Embracing Tax Incentives and Strategic Investments

On a brighter note, the Chancellor has given a significant boost to manufacturing sectors with substantial long-term investments. Key highlights include:

  • £975 million for the aerospace sector.
  • £2 billion for the automotive sector to support the electric vehicle (EV) industry.
  • £520 million for life sciences manufacturing.
  • £6.1 billion in funding for engineering, biotechnology, and medical science sectors.

The Chancellor has extended the company car tax bands until 2030. Fully electric vehicles will continue to benefit from low BIK rates, with only incremental increases. Additionally, to address one of the major barriers to EV adoption, public charging infrastructure, the Chancellor has pledged an additional £200 million. This funding will support local authorities in installing on-street chargers, which could significantly boost EV uptake among those without access to off-street parking.

The automotive and manufacturing sectors have long benefited from tax incentives for EVs, and this trend is set to continue with the extension of these incentives until 2030. The £2 billion investment in the automotive sector, coupled with the continued incentives for fully electric cars, is expected to drive expansion and development within this industry.

Additionally, the government has committed to protecting £20 billion in funding for R&D, recognising it as a “crucial national asset” for long-term economic growth. This consistent approach is vital for the continuity and success of breakthrough technological projects, ensuring that innovation remains a priority now and in the future.

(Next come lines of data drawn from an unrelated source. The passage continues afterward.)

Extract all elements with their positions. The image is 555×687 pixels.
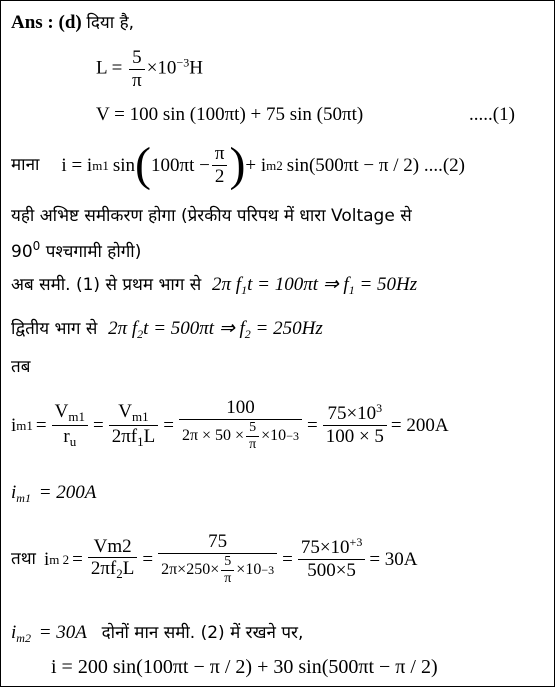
fraction-100-over-expr: 100 2π × 50 × $\frac{5}{\pi}$ ×10 −3: [179, 397, 302, 453]
mana-label: माना: [11, 154, 40, 175]
text-line-1: यही अभिष्ट समीकरण होगा (प्रेरकीय परिपथ में धारा Voltage से: [11, 206, 412, 226]
fraction-75e3-over-2500: $\frac{75\times 10^{+3}}{500\times 5}$: [298, 536, 366, 582]
fraction-5-over-pi: $\frac{5}{\pi}$: [129, 47, 145, 92]
given-label: दिया है,: [86, 13, 135, 33]
im2-line: $i_{m2} = 30A$ दोनों मान समी. (2) में रखने पर,: [11, 622, 304, 645]
f1-line: अब समी. (1) से प्रथम भाग से 2π $f_1t = 100\pi t$ ⇒ $f_1 = 50Hz$: [11, 274, 418, 297]
equation-V: V = 100 sin (100πt) + 75 sin (50πt): [96, 104, 364, 125]
tatha-label: तथा: [11, 548, 36, 569]
text-line-2: $90^0$ पश्चगामी होगी): [11, 239, 142, 262]
final-equation: i = 200 sin(100πt − π / 2) + 30 sin(500πt − π / 2): [51, 656, 438, 678]
equation-i: माना i = i m1 sin ( 100πt − $\frac{\pi}{2}$ ) + i m2 sin(500πt − π / 2) ....(2): [11, 138, 465, 191]
fraction-vm1-over-2pif1L: $\frac{V_{m1}}{2\pi f_1L}$: [109, 401, 159, 450]
fraction-75-over-expr: 75 2π×250× $\frac{5}{\pi}$ ×10 −3: [158, 531, 277, 587]
equation-im1: i m1 = $\frac{V_{m1}}{r_u}$ = $\frac{V_{m1}}{2\pi f_1L}$ = 100 2π × 50 × $\frac{5}{\pi}$ ×10 −3 = $\frac{75\times 10^3}{100 \times 5}$ = 200A: [11, 396, 449, 452]
fraction-75e3-over-500: $\frac{75\times 10^3}{100 \times 5}$: [323, 402, 387, 448]
fraction-pi-over-2: $\frac{\pi}{2}$: [212, 143, 228, 188]
equation-ref-1: .....(1): [469, 104, 515, 125]
fraction-vm2-over-2pif2L: $\frac{Vm2}{2\pi f_2L}$: [88, 536, 138, 583]
header: [11, 13, 134, 32]
ans-label: Ans : (d): [11, 12, 82, 33]
f2-line: द्वितीय भाग से 2π $f_2t = 500\pi t$ ⇒ $f_2 = 250Hz$: [11, 318, 323, 341]
equation-im2: तथा i m 2 = $\frac{Vm2}{2\pi f_2L}$ = 75 2π×250× $\frac{5}{\pi}$ ×10 −3 = $\frac{75\times 10^{+3}}{500\times 5}$ = 30A: [11, 530, 418, 586]
fraction-vm1-over-ru: $\frac{V_{m1}}{r_u}$: [52, 401, 88, 450]
tab-label: तब: [11, 357, 31, 377]
equation-L: L = $\frac{5}{\pi}$ $\times 10^{-3}H$: [96, 47, 203, 91]
im1-result: $i_{m1} = 200A$: [11, 482, 97, 505]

Other key Budget highlights: Fuel Duty Freeze, Road Repair Funding, Full expensing and Pillar 2

Fuel duty has been frozen at 57.95 pence per litre since 2011, with a 5 pence-per-litre discount introduced in 2022, bringing it down to 52.95 pence. The Chancellor has confirmed that this rate will remain frozen for another 12 months, despite rumours of an increase. This freeze represents an average annual saving of £59 for drivers. For many automotive and manufacturing companies that rely on cars for employee commutes and business operations, any increase in fuel prices would have been unwelcome.

In addition to the fuel duty freeze, the government has pledged an additional £500 million to repair roads next year. This is particularly good news for companies that depend on well-maintained roads to ensure efficient supply and delivery models.

Furthermore, full expensing on qualifying investments is anticipated to remain in place until the end of the current parliament. Additionally, the £1 million Annual Investment Allowance (AIA), writing down allowances, and Structures and Buildings Allowances (SBA) will remain unchanged. This stability facilitates long-term planning for companies in these sectors while continuing to provide the annual benefits of short-term investments. Extended full expensing would support the transition to Net Zero and enable fresh investments in newer and more efficient equipment.

For large corporates in this sector, there was further news underscoring the need to prepare for Pillar 2 for those within scope. The Chancellor confirmed the government’s plans to implement Pillar 2 with legislation as expected. We encourage all companies in this sector that will be in scope from FY24 or in the future to consider Pillar 2 in detail going forward.

Overall, the budget sends a clear message: it is time to invest and innovate for a sustainable and prosperous future.